Airplanes can be some of the noisiest and most uncomfortable places to try to get some sleep, but there’s a game-changing trick that can have you flying to dreamland in no time – even from 30,000 feet.
Dubbed the “alpha bridge method”, the technique is thought to have been originally developed by the US Navy for pilots who needed to take naps on command.
Sleep hacking has hit TikTok thanks in part to psychologist Erica Terblanche, whose viral video has amassed 1.4 million views. Fans are raving about its effectiveness, and sleep experts say there’s science to back it up.
One commenter stated, “I was about to toss and turn and roll in my brain and instead I did so and was instantly asleep.” Another TikToker who struggles with insomnia said it gave her a “stronger 7 hours”. I have had since menopause
Read on to learn more about the method that could be your ticket to better sleep.
What is the alpha bridge method?
In her viral video, Erica Terblanche breaks down the technique to help users “cross the alpha bridge” and fall asleep. Here’s a quick summary:
- Be as comfortable as possible, either lying in bed or sitting on a plane or train.
- Close your eyes and count to 30.
- Open your eyes, but only slightly, creating a “half moon” effect, and count to five.
- Go back and repeat steps two and three.
- Close your eyes once more and focus on your slow breathing, inhaling and exhaling through your nose.
Terblanche said many people tend to quit on the first cycle, but if it doesn’t work right away, stop reaching for your phone. Some may need to repeat the process several times before they find themselves in deep sleep.
How does it work?
The alpha bridge method isn’t just an internet hack—it’s a proven sleep strategy embraced by many people looking to relax their mind and body before bed.
“It uses a series of eye movements combined with mental relaxation tactics that stimulate alpha brain wave activity,” Shelby Harris, a licensed clinical psychologist and director of Sleep Health at Sleepopolis, told Bustle. “These waves are important for calming the mind and supporting the transition to sleep.”
While some may find the method effective on its own, experts suggest combining it with solid sleep hygiene practices for the best results.
This includes keeping your bedroom dark, cool and quiet; avoiding heavy meals close to bedtime; and, of course, turning off smartphones and other devices at least an hour before you try to sleep.
Harris also recommended combining the method with other techniques such as progressive muscle relaxation, mindfulness meditation and visualization to make the transition even easier.
But does it work for everyone?
Individuals with anxiety disorders may struggle with the alpha bridge method.
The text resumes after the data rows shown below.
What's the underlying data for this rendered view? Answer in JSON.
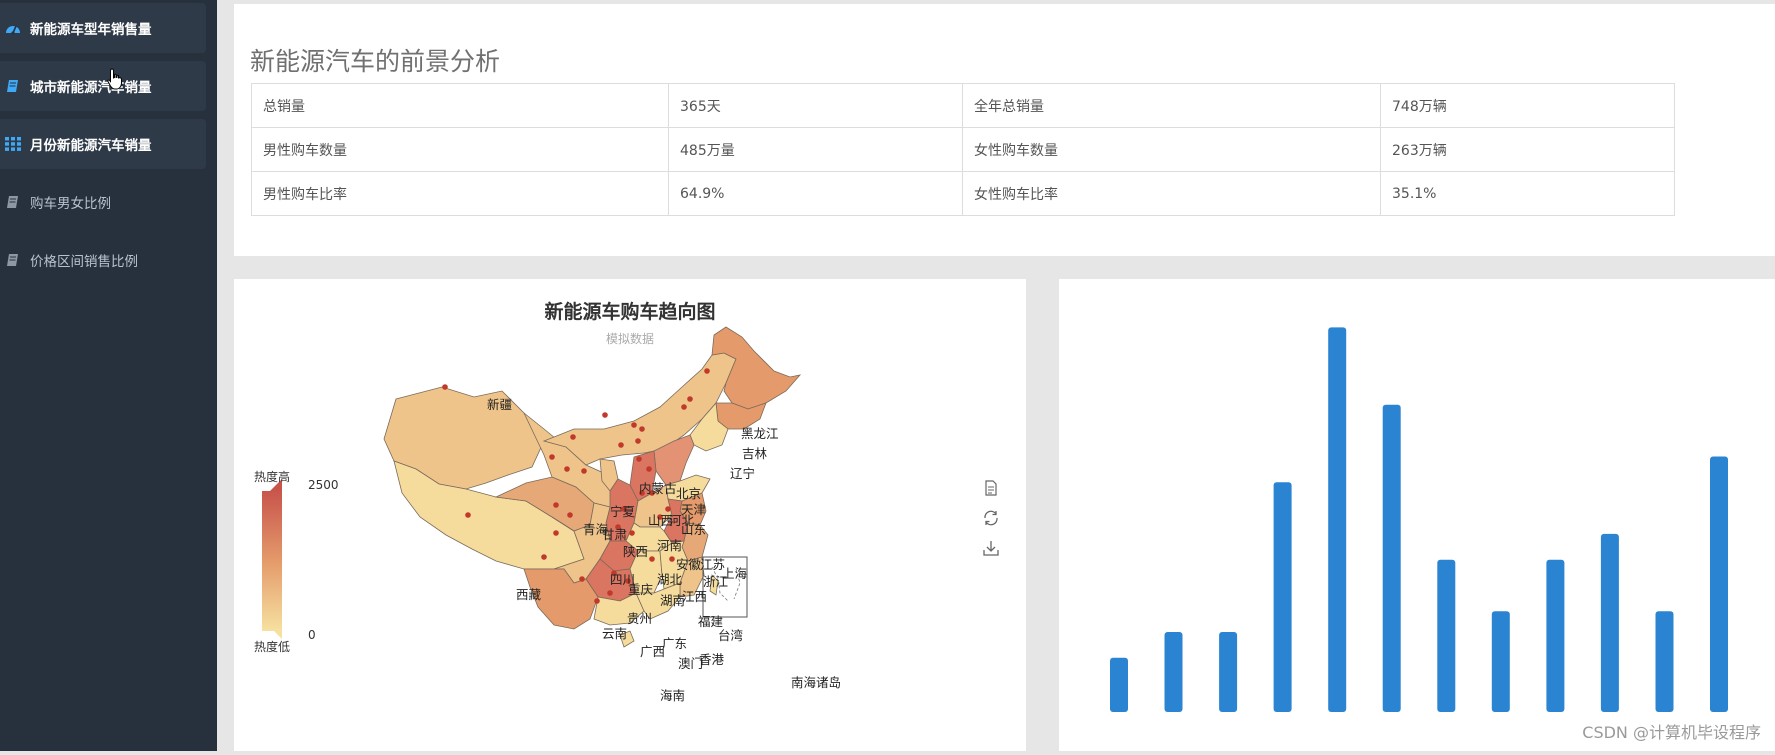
{
  "sidebar": {
    "items": [
      {
        "label": "新能源车型年销售量",
        "icon": "dashboard-icon",
        "active": true
      },
      {
        "label": "城市新能源汽车销量",
        "icon": "book-icon",
        "active": true
      },
      {
        "label": "月份新能源汽车销量",
        "icon": "grid-icon",
        "active": true
      },
      {
        "label": "购车男女比例",
        "icon": "book-icon",
        "active": false
      },
      {
        "label": "价格区间销售比例",
        "icon": "book-icon",
        "active": false
      }
    ]
  },
  "overview": {
    "title": "新能源汽车的前景分析",
    "rows": [
      [
        "总销量",
        "365天",
        "全年总销量",
        "748万辆"
      ],
      [
        "男性购车数量",
        "485万量",
        "女性购车数量",
        "263万辆"
      ],
      [
        "男性购车比率",
        "64.9%",
        "女性购车比率",
        "35.1%"
      ]
    ]
  },
  "map_chart": {
    "title": "新能源车购车趋向图",
    "subtitle": "模拟数据",
    "visual_map": {
      "high_label": "热度高",
      "low_label": "热度低",
      "max": "2500",
      "min": "0"
    },
    "province_labels": [
      "新疆",
      "西藏",
      "黑龙江",
      "吉林",
      "辽宁",
      "内蒙古",
      "北京",
      "天津",
      "河北",
      "山西",
      "宁夏",
      "青海",
      "甘肃",
      "陕西",
      "山东",
      "河南",
      "江苏",
      "安徽",
      "上海",
      "浙江",
      "湖北",
      "四川",
      "重庆",
      "湖南",
      "江西",
      "贵州",
      "福建",
      "台湾",
      "云南",
      "广西",
      "广东",
      "香港",
      "澳门",
      "海南",
      "南海诸岛"
    ],
    "toolbox": [
      "data-view-icon",
      "restore-icon",
      "save-image-icon"
    ],
    "colors": {
      "high": "#c8554c",
      "mid": "#e49a6a",
      "low": "#f6e0a0"
    }
  },
  "chart_data": {
    "type": "bar",
    "values": [
      105,
      155,
      155,
      445,
      745,
      595,
      295,
      195,
      295,
      345,
      195,
      495
    ],
    "ylim": [
      0,
      800
    ],
    "color": "#2a84d2"
  },
  "watermark": "CSDN @计算机毕设程序"
}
Forcing the technique “can potentially lead to frustration or increased stress, countering the intended benefits,” Chelsea Perry, a Massachusetts-based dental sleep medicine expert, told Forbes.
People with sleep disorders such as insomnia or sleep apnea may also not find it a perfect solution and may need a more specialized treatment plan. But for those who have occasional trouble sleeping, experts say the Alpha Bridge Method can be an effective tool to integrate into your nighttime routine.